Respuesta :
Potassium trifluoroacetate is the salt of a weak acid (trifluoroacetic acid) and a strong base (potassium hydroxide). In water it will dissociate into its ions.
KC₂F₃O₂ ------> K⁺ + C₂F₃O₂⁻
The trifluoroacetate ion is the conjugate base of a weak acid:
C₂F₃O₂⁻ + H₂O <-----> C₂F₃O₂H + OH⁻
The dissociation constant of this conjugate base will be:
Kb = [C₂F₃O₂H] * [OH⁻]/[C₂F₃O₂⁻]
I searched for the value of the Ka for the trifluoroacetatic acid. With this value we can find the Kb for the trifluoroacetate.
Ka = 1
Ka * Kb = 1 * 10^(-14)
Kb = 1 * 10^(-14)/1
Kb = 1 * 10^(-14)
So first we will have to find the concentration of OH⁻ and then we will be able to find the concentration of H+ and finally the pH.
We have to use the ICE table.
C₂F₃O₂⁻ + H₂O <-----> C₂F₃O₂H + OH⁻
I 5.43 0 0
C -x +x +x
E 5.43 - x x x
The initial concentration of the trifluoroacetate ion is 5.43, then some moles of it will convert into moles of C₂F₃O₂H and OH⁻. And finally we found the equilibrium concentrations that we can replace of the expression of the Kb.
Kb = [C₂F₃O₂H] * [OH⁻]/[C₂F₃O₂⁻]
Kb = x * x /(5.43 - x)
Kb = x²/(5.43 - x)
We can replace the Kb for the value that we found and solve this quadratic equation for x.
1 * 10^(-14) = x²/(5.43 - x)
1 * 10^(-14) * (5.43 - x) = x²
x² + 1 * 10^(-14) x - 5.43 * 10^(-14) = 0
This quadratic equation has two roots.

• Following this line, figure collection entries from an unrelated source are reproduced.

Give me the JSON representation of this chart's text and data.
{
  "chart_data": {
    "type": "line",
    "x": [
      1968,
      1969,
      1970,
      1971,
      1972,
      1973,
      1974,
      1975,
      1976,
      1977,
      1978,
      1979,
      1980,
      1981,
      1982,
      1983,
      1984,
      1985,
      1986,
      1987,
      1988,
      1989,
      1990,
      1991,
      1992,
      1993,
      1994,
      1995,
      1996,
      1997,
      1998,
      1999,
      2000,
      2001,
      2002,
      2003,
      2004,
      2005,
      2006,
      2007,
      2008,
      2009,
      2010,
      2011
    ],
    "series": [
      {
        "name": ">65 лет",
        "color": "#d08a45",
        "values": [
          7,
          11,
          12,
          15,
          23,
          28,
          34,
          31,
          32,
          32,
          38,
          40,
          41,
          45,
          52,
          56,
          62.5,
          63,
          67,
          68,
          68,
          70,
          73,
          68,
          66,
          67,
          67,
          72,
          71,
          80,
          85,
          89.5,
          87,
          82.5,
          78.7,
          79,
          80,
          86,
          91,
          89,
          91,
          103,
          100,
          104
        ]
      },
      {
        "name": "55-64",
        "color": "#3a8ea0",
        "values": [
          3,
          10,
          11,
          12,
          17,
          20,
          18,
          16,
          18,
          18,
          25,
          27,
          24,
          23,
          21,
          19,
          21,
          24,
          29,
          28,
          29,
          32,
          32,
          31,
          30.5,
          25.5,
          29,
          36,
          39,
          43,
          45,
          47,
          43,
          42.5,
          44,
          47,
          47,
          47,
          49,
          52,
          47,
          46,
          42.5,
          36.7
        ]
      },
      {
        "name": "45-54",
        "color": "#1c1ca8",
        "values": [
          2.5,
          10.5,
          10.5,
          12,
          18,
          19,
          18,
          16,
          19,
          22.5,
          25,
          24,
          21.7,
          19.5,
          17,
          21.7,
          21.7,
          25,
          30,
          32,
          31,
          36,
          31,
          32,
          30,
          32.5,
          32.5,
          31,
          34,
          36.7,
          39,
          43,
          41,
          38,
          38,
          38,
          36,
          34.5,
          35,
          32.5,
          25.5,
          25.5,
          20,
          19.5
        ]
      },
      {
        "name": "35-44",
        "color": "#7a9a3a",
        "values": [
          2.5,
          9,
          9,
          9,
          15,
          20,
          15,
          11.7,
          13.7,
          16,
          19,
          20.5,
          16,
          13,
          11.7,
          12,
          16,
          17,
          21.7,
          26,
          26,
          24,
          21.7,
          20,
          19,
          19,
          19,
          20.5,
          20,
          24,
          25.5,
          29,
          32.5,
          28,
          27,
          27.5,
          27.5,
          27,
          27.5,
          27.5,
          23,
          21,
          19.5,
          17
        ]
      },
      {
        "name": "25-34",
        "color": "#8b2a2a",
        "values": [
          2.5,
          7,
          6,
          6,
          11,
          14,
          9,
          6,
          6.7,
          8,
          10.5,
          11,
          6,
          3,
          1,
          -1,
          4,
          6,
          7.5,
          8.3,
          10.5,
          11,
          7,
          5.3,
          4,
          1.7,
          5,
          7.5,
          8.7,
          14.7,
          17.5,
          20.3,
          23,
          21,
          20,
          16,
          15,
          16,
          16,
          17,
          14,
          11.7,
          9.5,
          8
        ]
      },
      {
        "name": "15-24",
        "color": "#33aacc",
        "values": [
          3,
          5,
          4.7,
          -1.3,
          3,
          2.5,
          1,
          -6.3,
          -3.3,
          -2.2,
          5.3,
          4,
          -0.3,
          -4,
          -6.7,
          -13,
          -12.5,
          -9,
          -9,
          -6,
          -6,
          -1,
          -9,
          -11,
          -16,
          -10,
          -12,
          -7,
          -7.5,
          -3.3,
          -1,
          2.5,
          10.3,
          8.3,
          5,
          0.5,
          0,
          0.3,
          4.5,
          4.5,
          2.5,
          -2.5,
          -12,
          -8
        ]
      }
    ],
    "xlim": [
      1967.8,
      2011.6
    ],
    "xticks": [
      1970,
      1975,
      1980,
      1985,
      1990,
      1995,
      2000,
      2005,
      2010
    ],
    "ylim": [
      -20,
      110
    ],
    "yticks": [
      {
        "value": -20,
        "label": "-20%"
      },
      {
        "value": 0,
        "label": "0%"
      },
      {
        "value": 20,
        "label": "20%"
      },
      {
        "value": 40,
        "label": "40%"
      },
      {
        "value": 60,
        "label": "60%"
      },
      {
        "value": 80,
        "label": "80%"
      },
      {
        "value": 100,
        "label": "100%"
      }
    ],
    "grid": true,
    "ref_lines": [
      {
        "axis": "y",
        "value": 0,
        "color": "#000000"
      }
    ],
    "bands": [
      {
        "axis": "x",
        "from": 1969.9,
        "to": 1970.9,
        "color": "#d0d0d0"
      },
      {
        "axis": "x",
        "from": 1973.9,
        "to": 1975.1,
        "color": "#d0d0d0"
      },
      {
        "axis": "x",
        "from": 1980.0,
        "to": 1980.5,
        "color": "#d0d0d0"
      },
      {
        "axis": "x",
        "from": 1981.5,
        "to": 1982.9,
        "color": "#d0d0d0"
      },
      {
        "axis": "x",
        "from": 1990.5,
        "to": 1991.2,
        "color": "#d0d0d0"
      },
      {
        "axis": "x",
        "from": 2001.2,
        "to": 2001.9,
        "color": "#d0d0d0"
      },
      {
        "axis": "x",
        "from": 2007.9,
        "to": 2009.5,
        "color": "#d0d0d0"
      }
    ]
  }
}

We will use the positive one since it is a concentration.
x₁ = 2.33 * 10^(-7) x₂ = - 2.33 * 10^(-7)
The concentration of OH- in the equilibrium is x. We can determine the pOH.
[OH-]eq = x₁
[OH-]eq = 2.33 * 10^(-7)
pOH = - log [OH-]
pOH = - log (2.33 * 10^(-7))
pOH = 6.63
Finally we can find the pH using that value:
pH + pOH = 14
pH = 14 - pOH = 14 - 6.63
pH = 7.37
Answer: the pH of a 5.43 M solution of potassium trifluoroacetate is 7.37 supposing that ka of trifluoroacetic acid is 1.